In East Asia, however, the idea that the group and the individual are inextricably linked to each other remains a strong undercurrent; the well-being of the greatest number cannot be held hostage to the well-being of some. The ancient Japanese agricultural tradition, if it is now abandoned Ubasute illustrates this: when another child is born into a farm family in difficulty, the Uba (grandmother) is carried by her son to the forest in winter and left there to die. No hard feelings, just sadness born out of dark resignation. This intense group loyalty to the point of self-immolation is sometimes associated with Confucianism, with respect for authority and for oneself as undefined outside the group; the individual only has meaning if he is integrated. The latter is the often-cited explanation of suicides in East Asia: failure shames and disintegrates one of his group; suicide puts finished to the non-definition. The same explains why the ostracism in East Asian societies falls as a death sentence for the victims. De Tocqueville (1835) rightly feared that this cult of the group was a step towards the “tyranny of the majority”, the mother of wars and pogroms.

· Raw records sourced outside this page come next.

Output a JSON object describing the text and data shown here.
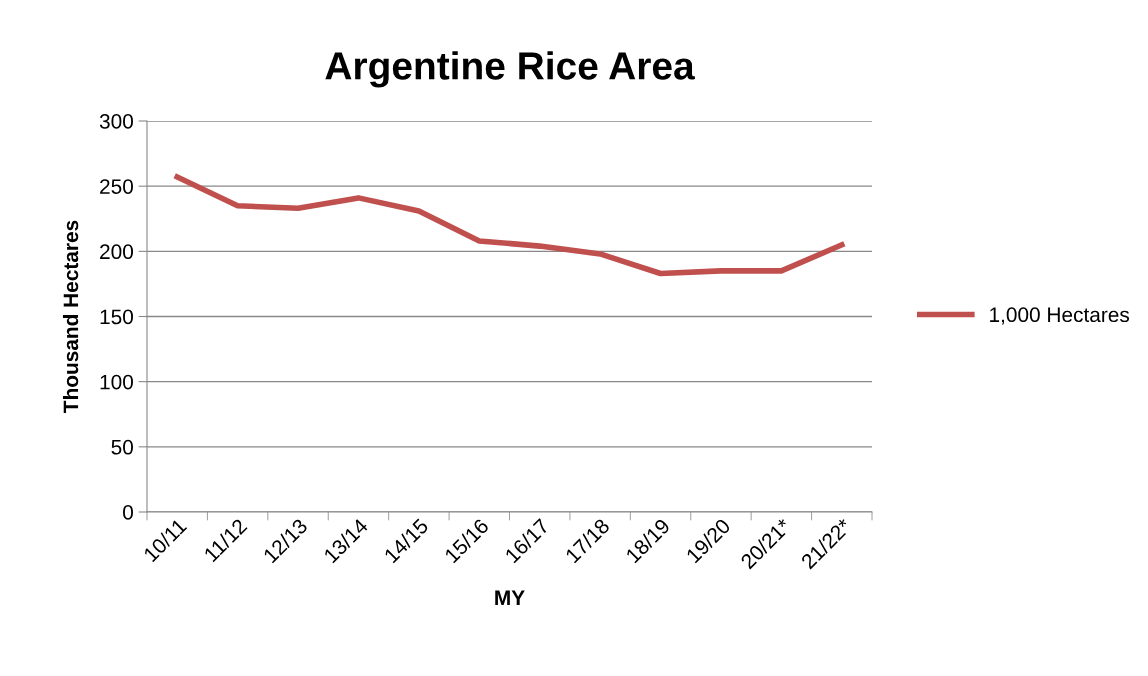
{
  "chart_data": {
    "type": "line",
    "title": "Argentine Rice Area",
    "xlabel": "MY",
    "ylabel": "Thousand Hectares",
    "categories": [
      "10/11",
      "11/12",
      "12/13",
      "13/14",
      "14/15",
      "15/16",
      "16/17",
      "17/18",
      "18/19",
      "19/20",
      "20/21*",
      "21/22*"
    ],
    "series": [
      {
        "name": "1,000 Hectares",
        "color": "#c0504d",
        "values": [
          257,
          235,
          233,
          241,
          231,
          208,
          204,
          198,
          183,
          185,
          185,
          205
        ]
      }
    ],
    "ylim": [
      0,
      300
    ],
    "yticks": [
      0,
      50,
      100,
      150,
      200,
      250,
      300
    ],
    "grid": "y",
    "legend": "right",
    "marker": "none",
    "line_style": "solid"
  }
}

When the famous ‘fat man and cart paradox’ rubber met the road of the COVID-19 pandemic, governments in East Asia did not think twice, so to speak, pushing the fat one man under the cart to save 10 people down the line. ; Western governments, on the other hand, went catatonic for a fraction of a second and missed the cart. Did the Philippines also miss the cart on the same hesitation?

Raul V. Fabella is Honorary Professor at the Asian Institute of Management (AIM), Fellow of the National Academy of Science and Technology (NAST), and retired Professor at the University of the Philippines. He gets his dose of dopamine by hitting tennis balls with his wife Teena and riding a bike.